Короче, дело ли здесь в суровости воспоминаний, связанных с домом, в котором она жила, или в моих инстинктах выходца из низшего сословия, восхищающегося высоким происхождением, чистотой голубой крови и теряющего уважение к обожаемому предмету, если он упадет со своего пьедестала, но ясно одно – благоговение, которое я испытывал к этой женщине, во всех отношениях смахивало на мою старую веру, от которой я только-только освободился. Благоговеть, жертвовать собой, страдать, не имея при этом и тени надежды получить за это что-либо, кроме радости от благоговения, от готовности приносить жертвы и страдать.

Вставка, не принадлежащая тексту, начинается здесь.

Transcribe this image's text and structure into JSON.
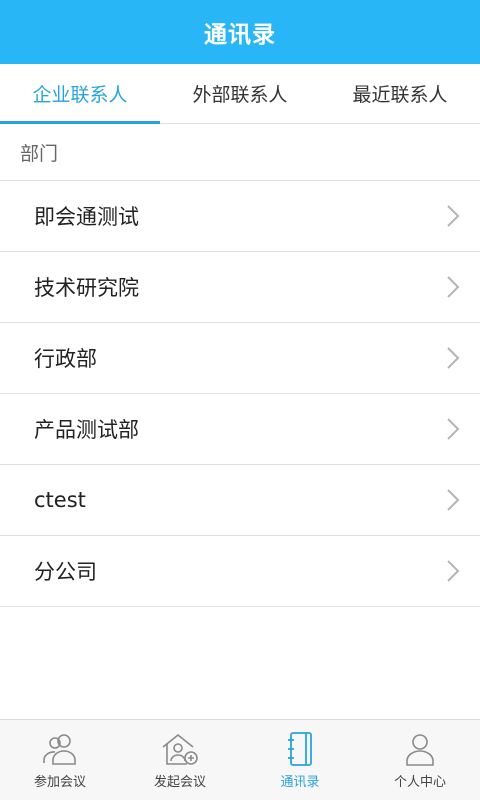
{
  "header": {
    "title": "通讯录"
  },
  "tabs": [
    {
      "label": "企业联系人",
      "active": true
    },
    {
      "label": "外部联系人",
      "active": false
    },
    {
      "label": "最近联系人",
      "active": false
    }
  ],
  "section": {
    "label": "部门"
  },
  "departments": [
    {
      "name": "即会通测试"
    },
    {
      "name": "技术研究院"
    },
    {
      "name": "行政部"
    },
    {
      "name": "产品测试部"
    },
    {
      "name": "ctest"
    },
    {
      "name": "分公司"
    }
  ],
  "bottom_nav": [
    {
      "label": "参加会议",
      "icon": "join-meeting-icon",
      "active": false
    },
    {
      "label": "发起会议",
      "icon": "start-meeting-icon",
      "active": false
    },
    {
      "label": "通讯录",
      "icon": "address-book-icon",
      "active": true
    },
    {
      "label": "个人中心",
      "icon": "profile-icon",
      "active": false
    }
  ],
  "colors": {
    "header_bg": "#29b6f6",
    "accent": "#29a3dd",
    "divider": "#e0e0e0"
  }
}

Я стал для нее чем-то вроде ангела-хранителя, но при этом решил наблюдать за ней по возможности тайно, чтобы сила моей любви не увлекла бы ее в конце концов. Я тщательно избегал оставаться с ней наедине, чтобы между нами не возникло доверительного разговора, который мог бы нанести ущерб ее мужу.
Однако когда я увидел ее в саду, в канун отъезда, она была одна. Мы обменялись какими-то незначительными словами.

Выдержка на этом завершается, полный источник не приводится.